I am running k3s version v1.19.3+k3s2 (f8a4547b) on a 8 RPI4 node cluster with HA (3 master, 5 worker). Has anyone encountered this issue? Thanks.

dicastro commented 3 years ago

Previously I said that I managed to install everything on K3s raspberry pi cluster, but I've realised that it is not true. I am having some issues with kube-scheduler and kube-controller-manager.

Firstly I've seen that alarms about kube-scheduler and kube-controller-manager are always firing. Trying to investigate why this was happening, I've seen that kube-scheduler and kube-controller-manager metrics are not being recovered.

I've already read these issues #13, #20 and #56 .

At the begining the targets in the prometheus were empty:

prometheus_metrics_failing_01

After re-applying the manifests indicated in one of the previous issues (prometheus-kubeSchedulerPrometheusDiscoveryEndpoints.yaml and prometheus-kubeControllerManagerPrometheusDiscoveryEndpoints.yaml), the targets appeared in Prometheus, but with status DOWN and with a Connection refused error

prometheus_metrics_failing

(these two targets are the only ones failing, the rest are working without any issue)
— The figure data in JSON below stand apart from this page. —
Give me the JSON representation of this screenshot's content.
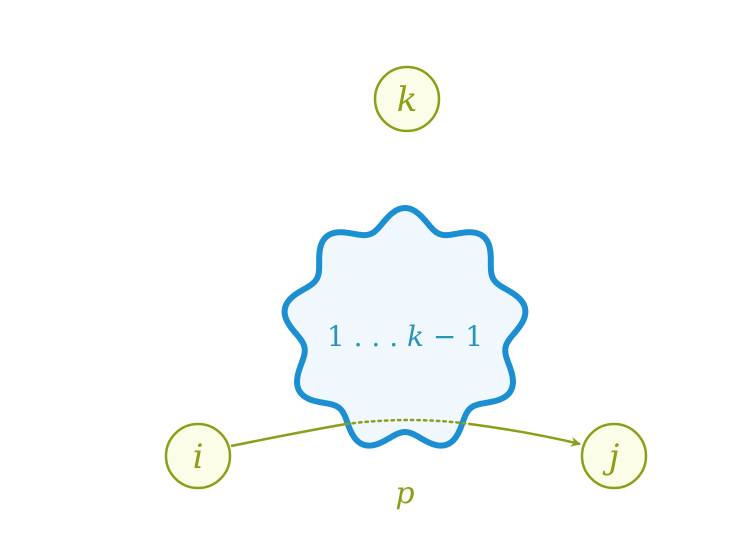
{
  "colors": {
    "node_stroke": "#8aa019",
    "node_fill": "#fbfde9",
    "node_text": "#8aa019",
    "blob_stroke": "#1b8fd2",
    "blob_fill": "#f1f8fd",
    "blob_text": "#2596b8",
    "path_stroke": "#8aa019"
  },
  "nodes": {
    "k": {
      "label": "k"
    },
    "i": {
      "label": "i"
    },
    "j": {
      "label": "j"
    }
  },
  "blob": {
    "label_prefix": "1 . . . ",
    "label_var": "k",
    "label_suffix": " − 1"
  },
  "path": {
    "label": "p"
  }
}
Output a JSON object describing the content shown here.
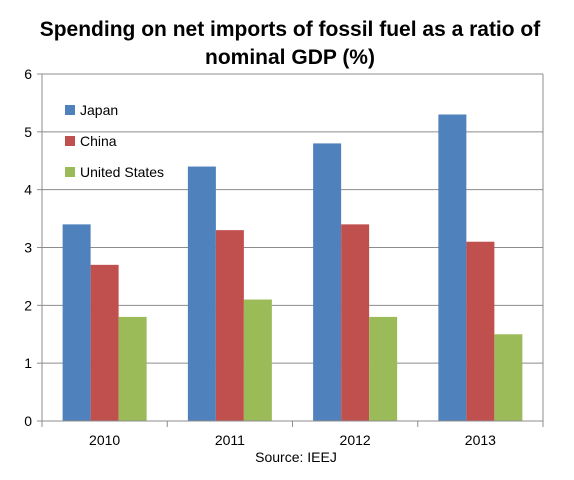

After some hours the situation is reverted and the targets disappear again.

What else can I do/try/check?

polds commented 3 years ago

How can I increase the resource limits of the Grafana deployments? My grafana containers keep getting killed for consuming too much memory and I'd like to give them a little more padding.

I tried to do something similar to #84 but it did nothing to the generated manifests.

This is what I tried:

    grafana+:: {
      local statefulSet = k.apps.v1.statefulSet,
      local container = statefulSet.mixin.spec.template.spec.containersType,
      local resourceRequirements = container.mixin.resourcesTypes,

      spec+:: {
        resources: resourceRequirements.New() +
          resourceRequirements.withRequests({ cpu: '200m', memory: '120Mi' },) +
          resourceRequirements.withLimits({ cpu: '500m', memory: '280Mi' },)
      },